Lauralania a d'abord été victime d'une variante numérique du « Missing white woman syndrome ", le syndrome de la femme blanche disparue. Les sociologues américains, anglais et canadiens utilisent ce terme pour décrire l'importante couverture médiatique que suscite parfois la disparition d'une jeune femme blanche issue de la classe moyenne supérieure. Si Lauralania avait été une personne de couleur ou un homme, les enquêteurs du dimanche se seraient-ils lancés à sa poursuite avec la même ferveur? Sans doute pas. « Quand j'ai vu ça (…), lance -orangejoe dans le subreddit ironique TopMindsOfReddit, je me suis tout de suite dit que la disparition d'une jolie gameuse était une recette parfaite pour faire perdre la boule à Reddit. »

Internet a déjà montré qu'il pouvait devenir fou pour une jeune femme qu'il croit menacée. En juillet 2016, la youtubeuse Marina Joyce a été déclarée kidnappée par une poignée de fans.
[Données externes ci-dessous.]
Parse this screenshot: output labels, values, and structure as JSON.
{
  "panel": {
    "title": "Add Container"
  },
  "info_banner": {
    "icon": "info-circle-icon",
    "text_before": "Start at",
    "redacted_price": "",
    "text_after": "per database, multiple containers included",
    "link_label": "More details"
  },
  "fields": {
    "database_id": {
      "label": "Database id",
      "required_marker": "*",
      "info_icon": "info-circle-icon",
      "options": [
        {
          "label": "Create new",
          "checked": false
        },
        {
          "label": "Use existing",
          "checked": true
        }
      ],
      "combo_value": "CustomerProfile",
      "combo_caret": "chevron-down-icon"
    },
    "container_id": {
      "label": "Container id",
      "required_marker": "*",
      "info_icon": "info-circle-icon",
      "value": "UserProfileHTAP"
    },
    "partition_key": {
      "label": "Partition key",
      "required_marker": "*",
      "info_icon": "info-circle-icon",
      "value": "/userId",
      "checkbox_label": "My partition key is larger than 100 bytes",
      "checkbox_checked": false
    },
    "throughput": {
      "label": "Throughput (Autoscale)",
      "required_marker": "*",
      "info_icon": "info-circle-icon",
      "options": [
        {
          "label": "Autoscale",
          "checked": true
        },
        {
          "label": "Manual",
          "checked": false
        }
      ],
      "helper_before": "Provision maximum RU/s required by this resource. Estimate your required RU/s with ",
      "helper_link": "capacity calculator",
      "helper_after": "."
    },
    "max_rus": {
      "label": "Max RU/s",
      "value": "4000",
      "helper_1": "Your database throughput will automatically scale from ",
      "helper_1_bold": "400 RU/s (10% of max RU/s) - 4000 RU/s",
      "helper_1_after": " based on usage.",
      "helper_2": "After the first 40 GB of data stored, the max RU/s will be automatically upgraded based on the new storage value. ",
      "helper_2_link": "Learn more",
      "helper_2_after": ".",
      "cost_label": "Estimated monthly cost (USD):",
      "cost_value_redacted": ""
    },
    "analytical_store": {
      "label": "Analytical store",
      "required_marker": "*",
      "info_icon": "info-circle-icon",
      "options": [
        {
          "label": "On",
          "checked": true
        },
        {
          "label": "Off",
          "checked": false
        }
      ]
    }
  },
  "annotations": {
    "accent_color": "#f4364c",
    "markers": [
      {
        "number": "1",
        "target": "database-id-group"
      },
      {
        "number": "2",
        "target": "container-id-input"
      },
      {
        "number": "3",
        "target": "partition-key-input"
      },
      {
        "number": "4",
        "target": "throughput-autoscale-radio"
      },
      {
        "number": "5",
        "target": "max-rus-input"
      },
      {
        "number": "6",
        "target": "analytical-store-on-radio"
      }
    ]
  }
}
Par la force du réseau, l'inquiétude du petit nombre s'est vite muée en psychose collective : une enquête menée par des milliers d'internautes a révélé que Joyce était peut-être en train de faire une overdose, d'être séquestrée par son petit-ami ou de servir d'appât pour un futur attentat de l'État islamique. La police a dû intervenir pour prouver que la Britannique de 19 ans allait en fait très bien.

Lauralania a déclenché la colère des internautes lorsqu'il est apparu qu'elle n'avait jamais été en danger. Elle s'était soustraite au regard du monde de son plein gré, pour aller faire la fête et jouer au poker toute la nuit.

Les histoires de Lauralania et Marina Joyce ne sont que des variations sur le thème de la demoiselle en détresse. Internet n'a rien inventé : ce stéréotype culturel existe au moins depuis la Grèce antique. La figure du héros qui sauve la jeune femme séquestrée a juste été remplacée par des hordes d'internautes avides de gloire et empreints de sexisme.

Lauralania a déclenché la colère des internautes lorsqu'il est apparu qu'elle n'avait jamais été en danger. Elle s'était soustraite au regard du monde de son plein gré, pour aller faire la fête et jouer au poker toute la nuit ; les preux chevaliers d'Internet, les fameux « white knights », s'étaient complètement fourvoyés en se lançant à ses trousses. La manière assez nonchalante dont la jeune femme a signalé qu'elle allait bien après 24 heures d'absence a achevé de les humilier : leurs efforts avaient été vains et ils n'auraient droit à aucune reconnaissance de la demoiselle secourue. Bizarrement, l'hypothèse de l'infidélité est apparue immédiatement après.

Quelques valeureux enquêteurs ont refusé de se réjouir quand ils ont appris que Lauralania allait bien. Ils ne pouvaient pas s'être trompés, tout cela était trop suspect. Les accusations et les insultes ont commencé à pleuvoir. Toutes concernent les moments où la jeune femme a soi-disant manqué à ses devoirs : à ses devoirs de streameuse lorsqu'elle a choisi de choker les conférences auxquelles elle était supposée assister, à ses devoirs d'amie et de fille lorsqu'elle a décidé de partir à l'aventure sans en informer ses proches, à ses devoirs de femme respectable lorsqu'elle s'est intoxiquée. Pour les white knights devenus harceleurs, ça coulait de source : une telle traîtresse avait forcément manqué à ses devoirs d'épouse en trompant son mari. On en est là.

Presque trois ans après le Gamergate et ses horreurs sexistes, l'affaire Lauralania rappelle que la « communauté du jeu vidéo », si elle existe réellement, a encore de sérieux problèmes avec les femmes : quand un homme accuse une streameuse d'avoir « [sniffé] de la coke sur une grosse bite de Noir » parce qu'elle a disparu pendant 24 heures, c'est vraiment le moins qu'on puisse dire.